Since Tuesday’s mass shooting in Texas, veterans like many other groups, have felt the need to help schools.

“At this point, we gotta do something to protect these kids,” said former Marine Jerry Ratterree in Ashland.

Ratterree, along with Army veteran Justin Bishop, from Lexington, had the same reaction to the news of the Texas school shooting.

“I mean, the more I read into it, the more angry I got, and I felt a sense of disappointment in myself cause I’m like, we could have prevented this,” Bishop said.

Both veterans bring up great points.

First, Ratterree said there are more than enough inactive reserve personnel who fill the thousands of openings for SROs across the country.

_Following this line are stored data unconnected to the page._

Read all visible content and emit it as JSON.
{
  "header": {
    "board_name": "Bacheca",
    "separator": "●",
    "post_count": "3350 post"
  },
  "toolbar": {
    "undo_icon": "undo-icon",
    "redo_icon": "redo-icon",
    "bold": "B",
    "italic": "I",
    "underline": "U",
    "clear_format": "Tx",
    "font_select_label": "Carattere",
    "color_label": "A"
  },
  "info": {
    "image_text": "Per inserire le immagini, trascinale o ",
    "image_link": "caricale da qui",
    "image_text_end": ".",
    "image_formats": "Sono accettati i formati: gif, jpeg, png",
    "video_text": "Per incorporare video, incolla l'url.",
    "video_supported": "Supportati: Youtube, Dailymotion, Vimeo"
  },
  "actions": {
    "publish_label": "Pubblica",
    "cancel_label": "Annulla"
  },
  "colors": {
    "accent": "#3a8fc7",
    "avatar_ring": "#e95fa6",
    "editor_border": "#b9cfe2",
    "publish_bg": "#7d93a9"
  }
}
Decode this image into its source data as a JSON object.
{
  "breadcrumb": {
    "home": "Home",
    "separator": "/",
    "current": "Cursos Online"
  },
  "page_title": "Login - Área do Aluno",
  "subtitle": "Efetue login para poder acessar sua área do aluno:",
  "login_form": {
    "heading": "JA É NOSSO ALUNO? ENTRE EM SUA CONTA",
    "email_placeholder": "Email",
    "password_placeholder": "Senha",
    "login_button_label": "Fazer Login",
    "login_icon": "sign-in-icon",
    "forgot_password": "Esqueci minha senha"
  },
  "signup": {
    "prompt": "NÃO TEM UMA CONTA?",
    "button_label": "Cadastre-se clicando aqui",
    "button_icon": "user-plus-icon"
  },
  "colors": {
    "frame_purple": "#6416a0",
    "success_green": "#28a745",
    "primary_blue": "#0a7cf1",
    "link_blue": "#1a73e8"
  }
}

“There’s roughly about 700-750-thousand on inactive reserve right now. And I believe there’s 131,000 K-12 schools in this country, so you have more than enough personnel available, and you wouldn’t be affecting our combat readiness.”

Ratterree said schools could use a similar setup like in the military to arm the veterans in the event of a school shooting.

“They could sign for a gun at a local law enforcement office like they would at an armory on base. Then that’s one layer of deterrent to stop these shootings,” Ratterree said.

Bishop, who served in Iraq, said veterans are highly trained to handle intense situations like school shootings.

“We run to the gunfight, we don’t run away from it,” Bishop said. “And we know body language, we know posture, we know when something’s not right. We’re put in a certain mindset. And for a lot of us veterans, we’re still in that mindset for years to come on end.”

Both Ratterree and Bishop said they believe the openings for SROs in school districts will be filled easily by veterans volunteering alone.

“I mean they protect our country, so who better to protect our children,” Ratterree said.

“If we can deploy out of Fort Knox, why can’t we defend our stateside home, our neighborhood, our communities, our schools, our churches?” Bishop said.

Ratterree and Bishop said veterans already face challenges finding civilian work after retiring. Bishop said he knows there’s a stigma around veterans suffering from PTSD, because it’s held him back from getting work initially.

However, Ratterree said that psych evaluations would vet that.

“Why can we not take these veterans and re-qualify them and put them in these schools? It would help our veterans and protect our children,” Ratterree said.